Пришла почта – и ладно. И замечательно. Да и то сказать – есть ли среди мыслей человеческих такие, чтобы требовали немедленного обнародования? Не знаю я таких мыслей.
Вот, кстати, и книга Муравьева, присланная тобою. С огромным интересом схватился за чтение. И что же? Разочарован. И весьма. Руку положа на сердце, куда более логики и разума ожидал я, памятуя имя автора. И, видимо, вовсе не следовало мне столько настаивать и утруждать тебя поисками и отправкой мне сего опуса. Впрочем, разочарование мое никоим образом не умаляет благодарности.
Но что же Муравьев? Подумай, что пишет! Знаю, что ты читал, и все же позволю процитировать (да ведь знаешь мои привычки):
«…После событий 14-го декабря в Северной столице Великой Империи воцарилось недоумение, в большой степени окрашенное страхом. Странная эта смесь грозила не столько новыми потрясениями Городу и Миру, сколько тем, что могла навсегда заменить собою привычную атмосферу. Но что опаснее и гибельнее для любого организма, особенно же – государственного, так это постоянство непостоянного, дрожь в членах и безответные вопросы в душе. Удивительнее же всего было, пожалуй, то, что подобным настроениям поддались не только столичные обыватели и части войск, не принимавшие участия непосредственно ни с той, ни с другой стороны. Это, как и робость придворных кругов и прогрессирующий паралич Сената (но об этом – ниже), можно было объяснить: для них все случилось неожиданно, и неясным было, чего хотят мятежники и чью руку следует держать. (Да и была ли та рука или руки?).
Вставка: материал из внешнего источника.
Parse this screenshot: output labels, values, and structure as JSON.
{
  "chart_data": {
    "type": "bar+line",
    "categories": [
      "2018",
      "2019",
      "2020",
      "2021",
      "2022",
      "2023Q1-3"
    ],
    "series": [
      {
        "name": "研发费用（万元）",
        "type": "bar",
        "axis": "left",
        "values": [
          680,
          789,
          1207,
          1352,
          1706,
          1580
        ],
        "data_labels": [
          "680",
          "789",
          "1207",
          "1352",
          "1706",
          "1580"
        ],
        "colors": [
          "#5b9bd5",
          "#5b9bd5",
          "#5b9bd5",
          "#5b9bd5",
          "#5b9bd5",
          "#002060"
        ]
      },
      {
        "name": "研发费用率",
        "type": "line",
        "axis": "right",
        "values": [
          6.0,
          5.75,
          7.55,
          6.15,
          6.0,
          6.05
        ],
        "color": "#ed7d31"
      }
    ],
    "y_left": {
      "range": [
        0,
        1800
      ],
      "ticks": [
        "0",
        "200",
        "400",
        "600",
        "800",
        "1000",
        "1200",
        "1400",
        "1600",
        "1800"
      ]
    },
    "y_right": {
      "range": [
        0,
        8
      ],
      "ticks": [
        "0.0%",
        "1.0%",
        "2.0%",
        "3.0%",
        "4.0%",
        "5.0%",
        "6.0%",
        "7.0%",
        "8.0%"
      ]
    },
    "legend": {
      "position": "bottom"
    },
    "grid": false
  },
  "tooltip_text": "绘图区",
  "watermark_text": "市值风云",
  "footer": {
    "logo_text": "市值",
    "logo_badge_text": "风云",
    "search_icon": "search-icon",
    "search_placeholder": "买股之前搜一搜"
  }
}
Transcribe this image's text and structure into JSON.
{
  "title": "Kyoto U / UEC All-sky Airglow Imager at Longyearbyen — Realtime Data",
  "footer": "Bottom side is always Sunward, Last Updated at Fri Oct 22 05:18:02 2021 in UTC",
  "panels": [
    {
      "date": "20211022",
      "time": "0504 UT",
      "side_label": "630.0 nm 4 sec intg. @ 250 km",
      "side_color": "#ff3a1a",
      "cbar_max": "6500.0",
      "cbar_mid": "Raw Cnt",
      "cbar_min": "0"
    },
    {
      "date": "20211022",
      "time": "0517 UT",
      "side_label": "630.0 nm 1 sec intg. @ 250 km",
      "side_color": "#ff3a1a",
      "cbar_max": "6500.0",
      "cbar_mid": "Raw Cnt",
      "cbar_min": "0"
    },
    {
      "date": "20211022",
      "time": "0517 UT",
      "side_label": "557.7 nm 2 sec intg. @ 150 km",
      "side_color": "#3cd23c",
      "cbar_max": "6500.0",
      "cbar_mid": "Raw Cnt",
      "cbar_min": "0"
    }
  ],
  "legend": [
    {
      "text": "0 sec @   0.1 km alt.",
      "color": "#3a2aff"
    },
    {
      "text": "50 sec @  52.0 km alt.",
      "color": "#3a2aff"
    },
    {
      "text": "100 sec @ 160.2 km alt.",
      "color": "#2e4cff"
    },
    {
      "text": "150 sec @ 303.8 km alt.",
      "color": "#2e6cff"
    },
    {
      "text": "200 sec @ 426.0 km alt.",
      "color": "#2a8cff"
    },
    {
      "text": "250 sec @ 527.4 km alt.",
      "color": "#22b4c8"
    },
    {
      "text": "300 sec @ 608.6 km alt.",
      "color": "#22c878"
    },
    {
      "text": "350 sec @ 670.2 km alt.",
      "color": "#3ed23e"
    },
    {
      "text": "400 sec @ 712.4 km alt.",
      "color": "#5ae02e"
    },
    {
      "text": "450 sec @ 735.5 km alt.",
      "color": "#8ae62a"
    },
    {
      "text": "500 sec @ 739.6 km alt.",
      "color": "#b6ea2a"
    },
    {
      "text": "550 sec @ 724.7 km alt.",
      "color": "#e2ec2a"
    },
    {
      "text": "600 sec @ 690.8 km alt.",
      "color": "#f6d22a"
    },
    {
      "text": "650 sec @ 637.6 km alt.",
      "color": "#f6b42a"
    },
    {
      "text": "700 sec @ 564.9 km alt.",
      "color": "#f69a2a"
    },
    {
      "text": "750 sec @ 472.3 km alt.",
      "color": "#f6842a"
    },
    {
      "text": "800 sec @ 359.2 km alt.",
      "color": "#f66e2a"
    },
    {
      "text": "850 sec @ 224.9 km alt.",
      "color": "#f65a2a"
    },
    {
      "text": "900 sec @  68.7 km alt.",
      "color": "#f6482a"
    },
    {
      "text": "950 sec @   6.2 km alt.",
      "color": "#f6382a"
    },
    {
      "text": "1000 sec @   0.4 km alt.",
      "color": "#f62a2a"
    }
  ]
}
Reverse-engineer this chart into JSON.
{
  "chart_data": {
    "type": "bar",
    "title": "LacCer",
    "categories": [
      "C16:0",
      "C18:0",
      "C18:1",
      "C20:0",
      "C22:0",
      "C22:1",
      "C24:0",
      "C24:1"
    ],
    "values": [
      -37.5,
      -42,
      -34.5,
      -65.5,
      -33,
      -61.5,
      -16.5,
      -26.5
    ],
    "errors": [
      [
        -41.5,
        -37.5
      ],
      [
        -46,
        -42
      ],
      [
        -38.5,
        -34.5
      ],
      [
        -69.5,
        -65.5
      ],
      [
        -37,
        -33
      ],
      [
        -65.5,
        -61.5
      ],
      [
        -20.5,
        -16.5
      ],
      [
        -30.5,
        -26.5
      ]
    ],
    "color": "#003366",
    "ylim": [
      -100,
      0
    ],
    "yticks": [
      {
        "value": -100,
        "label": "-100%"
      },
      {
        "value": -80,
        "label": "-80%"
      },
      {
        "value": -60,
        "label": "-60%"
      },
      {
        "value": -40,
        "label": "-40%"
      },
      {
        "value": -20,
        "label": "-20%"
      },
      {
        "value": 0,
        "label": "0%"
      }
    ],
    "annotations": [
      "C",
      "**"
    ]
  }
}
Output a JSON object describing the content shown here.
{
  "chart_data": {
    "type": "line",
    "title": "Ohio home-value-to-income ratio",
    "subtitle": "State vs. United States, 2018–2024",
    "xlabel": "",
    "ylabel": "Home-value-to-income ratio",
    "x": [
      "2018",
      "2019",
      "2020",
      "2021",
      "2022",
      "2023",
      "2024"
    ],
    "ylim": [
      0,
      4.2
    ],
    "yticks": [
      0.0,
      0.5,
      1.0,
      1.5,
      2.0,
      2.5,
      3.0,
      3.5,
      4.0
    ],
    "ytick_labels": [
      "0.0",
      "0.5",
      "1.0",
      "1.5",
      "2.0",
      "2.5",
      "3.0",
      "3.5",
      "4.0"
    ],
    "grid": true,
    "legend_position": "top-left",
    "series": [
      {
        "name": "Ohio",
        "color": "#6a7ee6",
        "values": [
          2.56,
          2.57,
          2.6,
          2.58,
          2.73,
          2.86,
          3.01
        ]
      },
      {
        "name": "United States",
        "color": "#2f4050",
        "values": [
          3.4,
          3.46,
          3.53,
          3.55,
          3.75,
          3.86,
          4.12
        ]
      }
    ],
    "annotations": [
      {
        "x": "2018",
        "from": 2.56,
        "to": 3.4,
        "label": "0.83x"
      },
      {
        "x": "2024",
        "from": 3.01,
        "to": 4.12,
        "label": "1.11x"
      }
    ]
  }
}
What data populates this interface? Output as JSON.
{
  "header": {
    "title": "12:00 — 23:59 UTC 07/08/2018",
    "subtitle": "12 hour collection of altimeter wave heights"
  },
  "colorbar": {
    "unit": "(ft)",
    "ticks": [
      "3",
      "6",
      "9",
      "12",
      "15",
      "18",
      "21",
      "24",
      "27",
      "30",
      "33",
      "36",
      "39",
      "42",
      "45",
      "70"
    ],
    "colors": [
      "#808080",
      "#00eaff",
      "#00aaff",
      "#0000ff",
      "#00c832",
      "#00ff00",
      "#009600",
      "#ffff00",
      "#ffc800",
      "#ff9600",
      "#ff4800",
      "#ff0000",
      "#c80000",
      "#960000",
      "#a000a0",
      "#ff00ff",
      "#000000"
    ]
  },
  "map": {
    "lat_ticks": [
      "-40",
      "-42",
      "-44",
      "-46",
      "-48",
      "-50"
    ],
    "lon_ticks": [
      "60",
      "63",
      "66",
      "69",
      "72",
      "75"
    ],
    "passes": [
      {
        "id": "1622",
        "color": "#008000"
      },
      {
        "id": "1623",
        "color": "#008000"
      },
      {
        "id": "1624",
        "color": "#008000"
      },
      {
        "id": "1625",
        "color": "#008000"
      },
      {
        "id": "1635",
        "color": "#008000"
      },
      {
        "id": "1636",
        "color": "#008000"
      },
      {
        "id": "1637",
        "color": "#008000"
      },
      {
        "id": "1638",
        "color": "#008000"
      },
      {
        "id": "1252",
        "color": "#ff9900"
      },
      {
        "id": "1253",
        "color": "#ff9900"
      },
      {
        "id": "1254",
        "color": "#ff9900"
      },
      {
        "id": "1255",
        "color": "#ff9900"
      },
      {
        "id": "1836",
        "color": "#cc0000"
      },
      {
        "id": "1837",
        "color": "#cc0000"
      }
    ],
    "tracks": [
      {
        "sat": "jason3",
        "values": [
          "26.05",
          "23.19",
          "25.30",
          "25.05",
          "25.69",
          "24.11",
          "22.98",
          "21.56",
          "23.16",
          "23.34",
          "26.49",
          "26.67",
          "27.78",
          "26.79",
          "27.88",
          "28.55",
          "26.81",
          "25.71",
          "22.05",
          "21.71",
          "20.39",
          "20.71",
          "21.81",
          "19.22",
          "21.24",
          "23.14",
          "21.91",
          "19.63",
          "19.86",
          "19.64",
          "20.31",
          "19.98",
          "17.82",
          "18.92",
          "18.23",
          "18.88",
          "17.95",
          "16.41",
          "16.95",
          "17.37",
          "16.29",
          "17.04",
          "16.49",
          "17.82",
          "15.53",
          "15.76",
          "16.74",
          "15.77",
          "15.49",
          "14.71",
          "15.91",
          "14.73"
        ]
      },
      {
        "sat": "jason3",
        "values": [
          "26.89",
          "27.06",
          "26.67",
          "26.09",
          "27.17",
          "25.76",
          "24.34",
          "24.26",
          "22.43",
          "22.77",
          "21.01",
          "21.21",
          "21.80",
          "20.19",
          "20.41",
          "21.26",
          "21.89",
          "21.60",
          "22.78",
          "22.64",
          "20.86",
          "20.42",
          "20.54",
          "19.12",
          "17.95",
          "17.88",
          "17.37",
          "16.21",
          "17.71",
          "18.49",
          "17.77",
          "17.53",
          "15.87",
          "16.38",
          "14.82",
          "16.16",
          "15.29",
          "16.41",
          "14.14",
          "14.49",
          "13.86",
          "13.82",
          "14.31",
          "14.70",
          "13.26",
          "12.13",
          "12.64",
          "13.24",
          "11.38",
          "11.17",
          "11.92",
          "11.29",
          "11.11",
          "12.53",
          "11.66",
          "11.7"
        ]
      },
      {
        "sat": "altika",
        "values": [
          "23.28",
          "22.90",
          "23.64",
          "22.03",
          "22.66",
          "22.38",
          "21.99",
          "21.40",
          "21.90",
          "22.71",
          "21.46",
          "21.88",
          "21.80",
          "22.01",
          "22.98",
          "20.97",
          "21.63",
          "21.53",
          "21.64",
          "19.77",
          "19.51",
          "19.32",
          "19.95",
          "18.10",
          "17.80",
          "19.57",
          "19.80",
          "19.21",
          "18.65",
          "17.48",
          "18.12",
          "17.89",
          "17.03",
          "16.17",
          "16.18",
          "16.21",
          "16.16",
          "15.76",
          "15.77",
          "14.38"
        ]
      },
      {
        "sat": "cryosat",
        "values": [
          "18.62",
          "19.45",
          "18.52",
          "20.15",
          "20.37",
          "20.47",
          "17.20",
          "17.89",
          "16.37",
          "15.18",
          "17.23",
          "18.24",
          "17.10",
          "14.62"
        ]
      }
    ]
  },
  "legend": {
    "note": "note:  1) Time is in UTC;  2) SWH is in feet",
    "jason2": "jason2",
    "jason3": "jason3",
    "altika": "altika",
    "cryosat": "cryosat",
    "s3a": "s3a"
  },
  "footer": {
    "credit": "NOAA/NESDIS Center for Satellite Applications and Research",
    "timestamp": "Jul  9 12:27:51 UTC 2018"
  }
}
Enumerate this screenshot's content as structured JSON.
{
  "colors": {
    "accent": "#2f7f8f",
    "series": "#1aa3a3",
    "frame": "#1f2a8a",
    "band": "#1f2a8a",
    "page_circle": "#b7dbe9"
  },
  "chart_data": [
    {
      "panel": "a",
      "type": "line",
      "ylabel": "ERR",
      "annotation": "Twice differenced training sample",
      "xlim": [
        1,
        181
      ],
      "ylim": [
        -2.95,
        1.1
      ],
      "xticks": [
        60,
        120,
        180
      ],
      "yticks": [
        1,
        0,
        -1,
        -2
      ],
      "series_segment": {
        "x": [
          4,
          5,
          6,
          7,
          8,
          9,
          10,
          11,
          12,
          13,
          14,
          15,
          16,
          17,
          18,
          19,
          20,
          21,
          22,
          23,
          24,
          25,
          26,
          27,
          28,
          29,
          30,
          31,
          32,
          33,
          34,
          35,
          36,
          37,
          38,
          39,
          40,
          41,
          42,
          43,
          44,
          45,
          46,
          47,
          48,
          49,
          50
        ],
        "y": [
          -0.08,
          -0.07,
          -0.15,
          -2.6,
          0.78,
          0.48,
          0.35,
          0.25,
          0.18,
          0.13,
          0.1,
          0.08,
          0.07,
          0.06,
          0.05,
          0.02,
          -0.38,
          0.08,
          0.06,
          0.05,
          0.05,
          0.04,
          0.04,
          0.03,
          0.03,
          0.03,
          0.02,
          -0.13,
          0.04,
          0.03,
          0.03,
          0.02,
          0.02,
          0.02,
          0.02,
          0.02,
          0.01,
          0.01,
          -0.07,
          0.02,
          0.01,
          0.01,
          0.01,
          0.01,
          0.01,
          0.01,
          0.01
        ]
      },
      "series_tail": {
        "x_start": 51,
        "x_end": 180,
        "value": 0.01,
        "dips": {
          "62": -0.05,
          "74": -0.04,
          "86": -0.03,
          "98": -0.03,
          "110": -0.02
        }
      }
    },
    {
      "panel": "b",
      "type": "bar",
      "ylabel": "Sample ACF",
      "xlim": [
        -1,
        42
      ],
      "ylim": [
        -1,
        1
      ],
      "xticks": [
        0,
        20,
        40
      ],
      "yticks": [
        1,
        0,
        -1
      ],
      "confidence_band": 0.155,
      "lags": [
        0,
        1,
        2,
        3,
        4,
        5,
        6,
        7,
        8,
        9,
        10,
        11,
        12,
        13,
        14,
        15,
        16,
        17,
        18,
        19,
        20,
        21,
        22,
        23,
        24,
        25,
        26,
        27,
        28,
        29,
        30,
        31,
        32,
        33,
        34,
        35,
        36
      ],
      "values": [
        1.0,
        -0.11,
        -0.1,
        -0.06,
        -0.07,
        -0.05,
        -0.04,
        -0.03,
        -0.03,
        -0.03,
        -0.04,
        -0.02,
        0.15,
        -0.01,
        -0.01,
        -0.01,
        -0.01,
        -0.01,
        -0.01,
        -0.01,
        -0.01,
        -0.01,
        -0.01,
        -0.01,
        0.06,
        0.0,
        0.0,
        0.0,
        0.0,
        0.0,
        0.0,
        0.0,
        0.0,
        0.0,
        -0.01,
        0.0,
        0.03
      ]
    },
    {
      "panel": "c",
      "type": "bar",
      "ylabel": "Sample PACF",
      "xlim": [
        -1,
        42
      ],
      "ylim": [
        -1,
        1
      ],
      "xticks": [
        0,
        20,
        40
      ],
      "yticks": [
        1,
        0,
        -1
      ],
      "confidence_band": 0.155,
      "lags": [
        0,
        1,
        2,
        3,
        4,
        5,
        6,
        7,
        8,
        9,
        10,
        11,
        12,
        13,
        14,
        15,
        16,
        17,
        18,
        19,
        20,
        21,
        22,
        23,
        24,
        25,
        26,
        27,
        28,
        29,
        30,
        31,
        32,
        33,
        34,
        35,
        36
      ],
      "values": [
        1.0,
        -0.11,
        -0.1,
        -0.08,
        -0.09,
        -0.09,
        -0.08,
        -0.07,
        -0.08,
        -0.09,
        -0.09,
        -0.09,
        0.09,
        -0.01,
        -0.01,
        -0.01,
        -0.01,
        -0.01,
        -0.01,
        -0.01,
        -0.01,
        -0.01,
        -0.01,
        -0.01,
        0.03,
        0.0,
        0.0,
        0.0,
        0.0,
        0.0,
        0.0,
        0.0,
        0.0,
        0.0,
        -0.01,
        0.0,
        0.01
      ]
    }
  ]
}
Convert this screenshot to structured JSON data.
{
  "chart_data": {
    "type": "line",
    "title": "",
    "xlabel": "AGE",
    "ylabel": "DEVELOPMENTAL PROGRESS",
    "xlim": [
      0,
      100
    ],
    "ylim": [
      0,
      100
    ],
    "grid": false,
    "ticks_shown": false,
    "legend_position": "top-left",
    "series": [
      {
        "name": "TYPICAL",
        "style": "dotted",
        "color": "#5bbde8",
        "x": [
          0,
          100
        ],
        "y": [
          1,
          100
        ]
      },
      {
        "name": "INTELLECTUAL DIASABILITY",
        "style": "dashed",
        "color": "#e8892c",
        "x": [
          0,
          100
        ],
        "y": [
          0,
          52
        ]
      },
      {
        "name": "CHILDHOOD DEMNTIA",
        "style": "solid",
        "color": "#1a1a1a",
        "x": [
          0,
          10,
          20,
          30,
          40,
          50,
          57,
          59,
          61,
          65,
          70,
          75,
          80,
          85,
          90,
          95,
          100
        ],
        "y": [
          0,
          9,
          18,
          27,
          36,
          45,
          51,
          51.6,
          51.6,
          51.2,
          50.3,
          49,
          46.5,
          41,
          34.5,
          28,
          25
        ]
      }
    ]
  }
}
Непонятным для тех немногих, кто сохранил способность рассуждать, было поведение самих инсургентов.
Казалось бы, когда все кончилось, когда самодержец российский Николай Павлович, пробыв на престоле чуть более суток, оказался вдруг арестованным гренадерами поручиков Панова и Сутгофа, ими овладела растерянность. Кто-то из них, кажется, Кюхельбекер, разочарованно сказал своему другу: „Разве так свергают тиранов?“ Можно было, конечно, усмехнуться на это и сказать: лучше уж свергать так, а не с потоками крови. Да и, право же, неизвестно, был ли тираном сверженный.
Растерянность, окрашенная разочарованием, овладела даже самыми решительными и энергическими, как Рылеев, Пущин; Щепин-Ростовский и Якубович царили в салонах – байронически-мрачные и неразговорчивые, изрекали туманные угрозы, коих и сами не смогли бы прояснить.
Что до черни, то она побила на Невском лавки, принадлежащие немцам и жидам, а заодно и винные погреба по всему городу. Правда, на то, чтобы справиться с нею, у инсургентов достало сил и ума.